Van Doren to Pay Off Its Creditors : Judge Approves 4-Year, $12-Million Reorganization Plan
Van Doren Rubber Co., the Orange County maker of the Vans sneakers popularized nationally in a 1982 Hollywood movie, will emerge from nearly 14 months in U. S. Bankruptcy Court on Dec. 20, with a reorganization plan that will pay about $12 million to its creditors over the next four years.
The plan, proposed in August and approved by the Bankruptcy Court in Santa Ana on Monday, will repay all creditors the full $9.7 million in principal owed but will not pay interest to unsecured creditors, said Gordon Lee, vice president and co-owner of the company.
Among the secured creditors that will receive interest and principal is the company’s major lender, Security Pacific National Bank, which was unwilling to renegotiate a $6.7-million loan when it came due last year. At that point, Van Doren Rubber sought protection under Chapter 11 of the federal bankruptcy laws on Oct. 27, 1984. Chapter 11 allows a company time to reorganize its business in an attempt to pay off creditors.

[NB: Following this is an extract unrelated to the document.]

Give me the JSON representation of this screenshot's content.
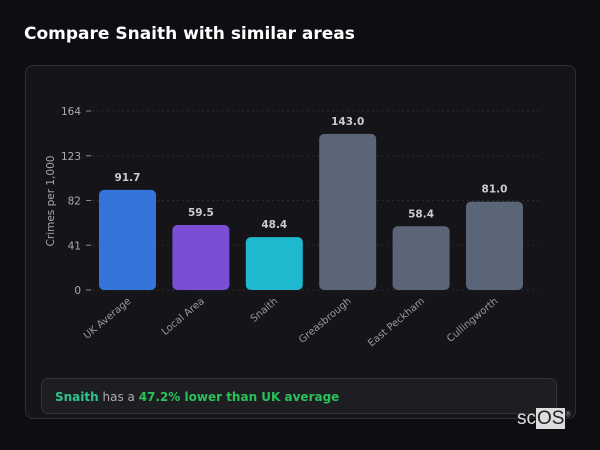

Meantime, James Van Doren, the company’s president, withdrew from the company as part of a management shake-up. His brother, Paul, continues as chairman and chief executive, and co-founders Serge d’Elia and Lee continue as vice presidents.
“We’re delighted this (bankruptcy) was able to be accomplished in little more than a year,” said company attorney Leon Cooper of the Los Angeles law firm of Pacht, Warne, Bernhard & Sears. “These kinds of cases usually take two to four years. It’s a good example of people able to work their way through problems and the company (able) to get support from its creditors.”

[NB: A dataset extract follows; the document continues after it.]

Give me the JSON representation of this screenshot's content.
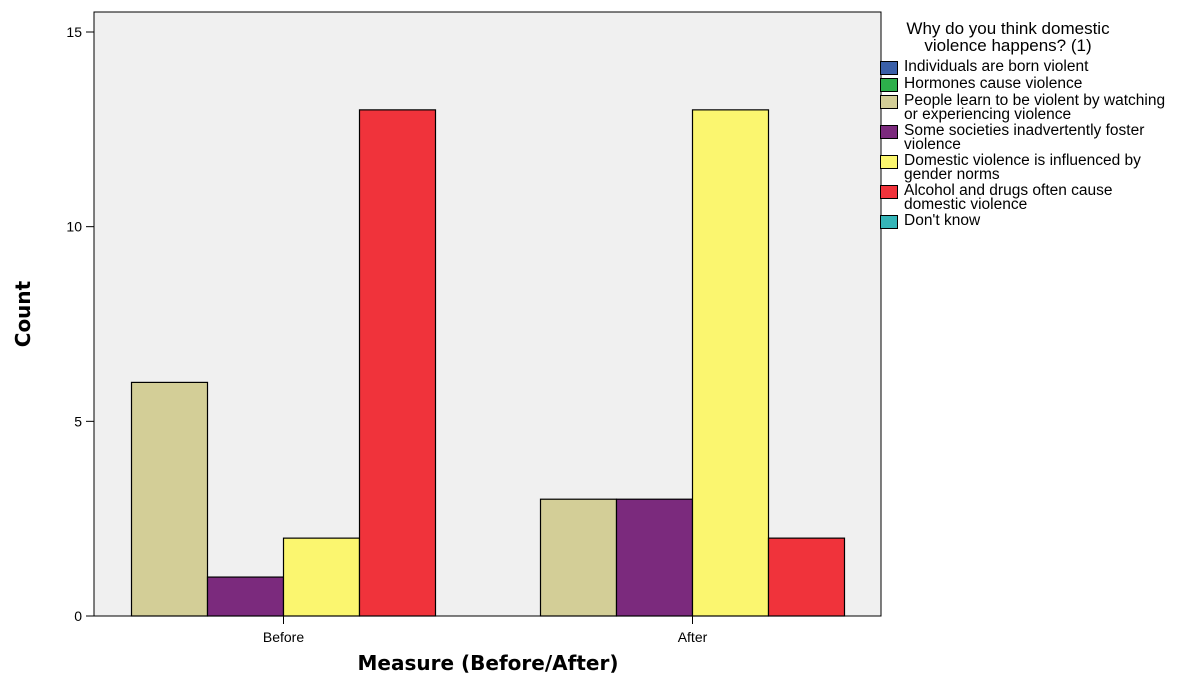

The reorganization plan sets up seven classes of creditors to be paid off at various times. Unsecured creditors due less than $500, for instance, will be paid off immediately while other creditors will be paid off periodically for up to four years.
Anticipating approval from creditors and Bankruptcy Judge Peter M. Elliott, the company already began paying off its debts, Cooper said. The Security Pacific principal, for instance, has been cut to about $4 million.

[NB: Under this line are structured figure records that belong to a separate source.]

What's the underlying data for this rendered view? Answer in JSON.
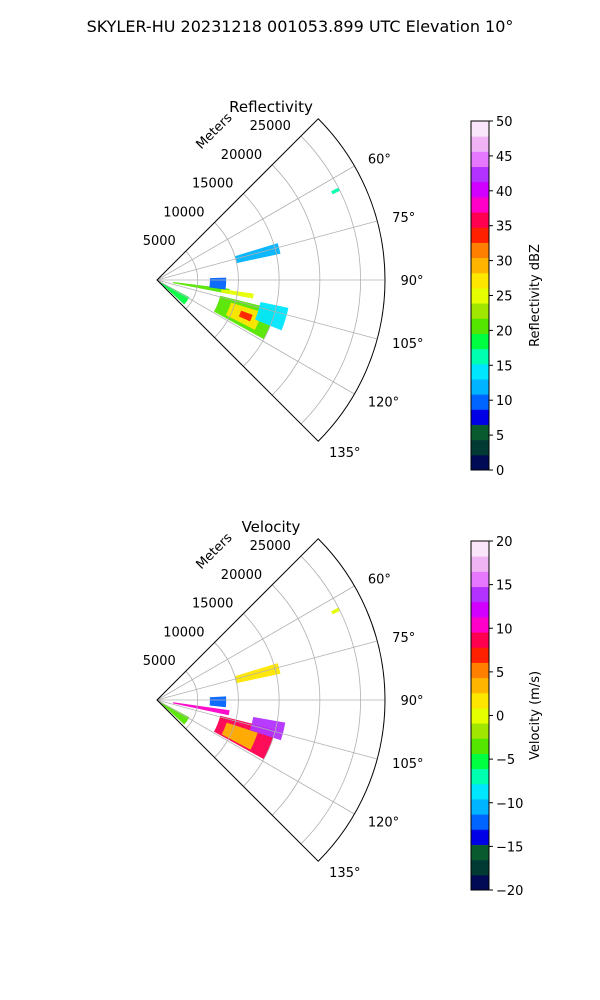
{
  "figure": {
    "suptitle": "SKYLER-HU  20231218  001053.899 UTC Elevation 10°"
  },
  "chart_data": [
    {
      "type": "heatmap",
      "projection": "polar-sector",
      "title": "Reflectivity",
      "theta_direction": "clockwise-from-north",
      "theta_range_deg": [
        45,
        135
      ],
      "theta_ticks": [
        "60°",
        "75°",
        "90°",
        "105°",
        "120°",
        "135°"
      ],
      "theta_tick_values": [
        60,
        75,
        90,
        105,
        120,
        135
      ],
      "r_label": "Meters",
      "r_range": [
        0,
        28000
      ],
      "r_ticks": [
        "5000",
        "10000",
        "15000",
        "20000",
        "25000"
      ],
      "r_tick_values": [
        5000,
        10000,
        15000,
        20000,
        25000
      ],
      "grid": true,
      "colorbar": {
        "label": "Reflectivity dBZ",
        "range": [
          0,
          50
        ],
        "ticks": [
          "0",
          "5",
          "10",
          "15",
          "20",
          "25",
          "30",
          "35",
          "40",
          "45",
          "50"
        ],
        "tick_values": [
          0,
          5,
          10,
          15,
          20,
          25,
          30,
          35,
          40,
          45,
          50
        ]
      },
      "data_regions": [
        {
          "az_range": [
            118,
            132
          ],
          "r_range": [
            0,
            4500
          ],
          "value": 18
        },
        {
          "az_range": [
            97,
            101
          ],
          "r_range": [
            2000,
            9000
          ],
          "value": 20
        },
        {
          "az_range": [
            98,
            101
          ],
          "r_range": [
            8000,
            12000
          ],
          "value": 24
        },
        {
          "az_range": [
            88,
            98
          ],
          "r_range": [
            6500,
            8500
          ],
          "value": 9
        },
        {
          "az_range": [
            104,
            119
          ],
          "r_range": [
            8000,
            15000
          ],
          "value": 20
        },
        {
          "az_range": [
            107,
            117
          ],
          "r_range": [
            9500,
            13500
          ],
          "value": 28
        },
        {
          "az_range": [
            110,
            114
          ],
          "r_range": [
            11000,
            12500
          ],
          "value": 34
        },
        {
          "az_range": [
            102,
            112
          ],
          "r_range": [
            13000,
            16500
          ],
          "value": 14
        },
        {
          "az_range": [
            73,
            78
          ],
          "r_range": [
            10000,
            15500
          ],
          "value": 12
        },
        {
          "az_range": [
            63,
            64
          ],
          "r_range": [
            24000,
            25000
          ],
          "value": 16
        }
      ]
    },
    {
      "type": "heatmap",
      "projection": "polar-sector",
      "title": "Velocity",
      "theta_direction": "clockwise-from-north",
      "theta_range_deg": [
        45,
        135
      ],
      "theta_ticks": [
        "60°",
        "75°",
        "90°",
        "105°",
        "120°",
        "135°"
      ],
      "theta_tick_values": [
        60,
        75,
        90,
        105,
        120,
        135
      ],
      "r_label": "Meters",
      "r_range": [
        0,
        28000
      ],
      "r_ticks": [
        "5000",
        "10000",
        "15000",
        "20000",
        "25000"
      ],
      "r_tick_values": [
        5000,
        10000,
        15000,
        20000,
        25000
      ],
      "grid": true,
      "colorbar": {
        "label": "Velocity (m/s)",
        "range": [
          -20,
          20
        ],
        "ticks": [
          "−20",
          "−15",
          "−10",
          "−5",
          "0",
          "5",
          "10",
          "15",
          "20"
        ],
        "tick_values": [
          -20,
          -15,
          -10,
          -5,
          0,
          5,
          10,
          15,
          20
        ]
      },
      "data_regions": [
        {
          "az_range": [
            118,
            132
          ],
          "r_range": [
            0,
            4500
          ],
          "value": -3
        },
        {
          "az_range": [
            98,
            102
          ],
          "r_range": [
            2000,
            9000
          ],
          "value": 10
        },
        {
          "az_range": [
            87,
            96
          ],
          "r_range": [
            6500,
            8500
          ],
          "value": -12
        },
        {
          "az_range": [
            104,
            119
          ],
          "r_range": [
            8000,
            15000
          ],
          "value": 9
        },
        {
          "az_range": [
            108,
            118
          ],
          "r_range": [
            9000,
            13000
          ],
          "value": 4
        },
        {
          "az_range": [
            100,
            108
          ],
          "r_range": [
            12000,
            16000
          ],
          "value": 14
        },
        {
          "az_range": [
            73,
            78
          ],
          "r_range": [
            10000,
            15500
          ],
          "value": 1
        },
        {
          "az_range": [
            63,
            64
          ],
          "r_range": [
            24000,
            25000
          ],
          "value": 0
        }
      ]
    }
  ],
  "colormap_stops": [
    "#000a55",
    "#003a33",
    "#0a5a30",
    "#0000e6",
    "#0064ff",
    "#00b4ff",
    "#00e6ff",
    "#00ffb0",
    "#00ff40",
    "#55e600",
    "#a0e600",
    "#e6ff00",
    "#ffe600",
    "#ffb400",
    "#ff8000",
    "#ff2000",
    "#ff0050",
    "#ff00c8",
    "#d200ff",
    "#b432ff",
    "#e678ff",
    "#f0b4f5",
    "#fae6fa"
  ]
}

The company will emerge from bankruptcy a smaller but continuing operation. Most of the reductions in staff--from 2,000 to 1,100 employees--and stores--from 61 to 50--occurred before the firm had filed for bankruptcy.
Founded in 1976, Van Doren Rubber saw its Vans canvas-and-rubber-sole shoes become popular among the skateboarding set in Southern California. One sign of the popularity was the lawsuit the company filed in 1980 against Kinney Shoe Corp. and Mitsubishi International on state and federal claims of unfair competition. The two defendants agreed in a 1981 settlement to stop selling their copies of shoes with waffle soles like those on Van Doren’s “Off the Wall” shoes.
Vans shoes gained national attention when the popular black-and-white checkered tennis shoes were worn by the spaced-out Spicoli character in the film “Fast Times at Ridgemont High.” The company tried to capitalize on the movie by expanding nationwide, but it soon found itself with a cash-flow problem.
“The company will concentrate on what it historically has done best--the traditional canvas wear, rubber-soled shoe,” Cooper said. While the number of styles it offers has been cut to 120 from 850, he said, the company will still produce special styles “as they come up.”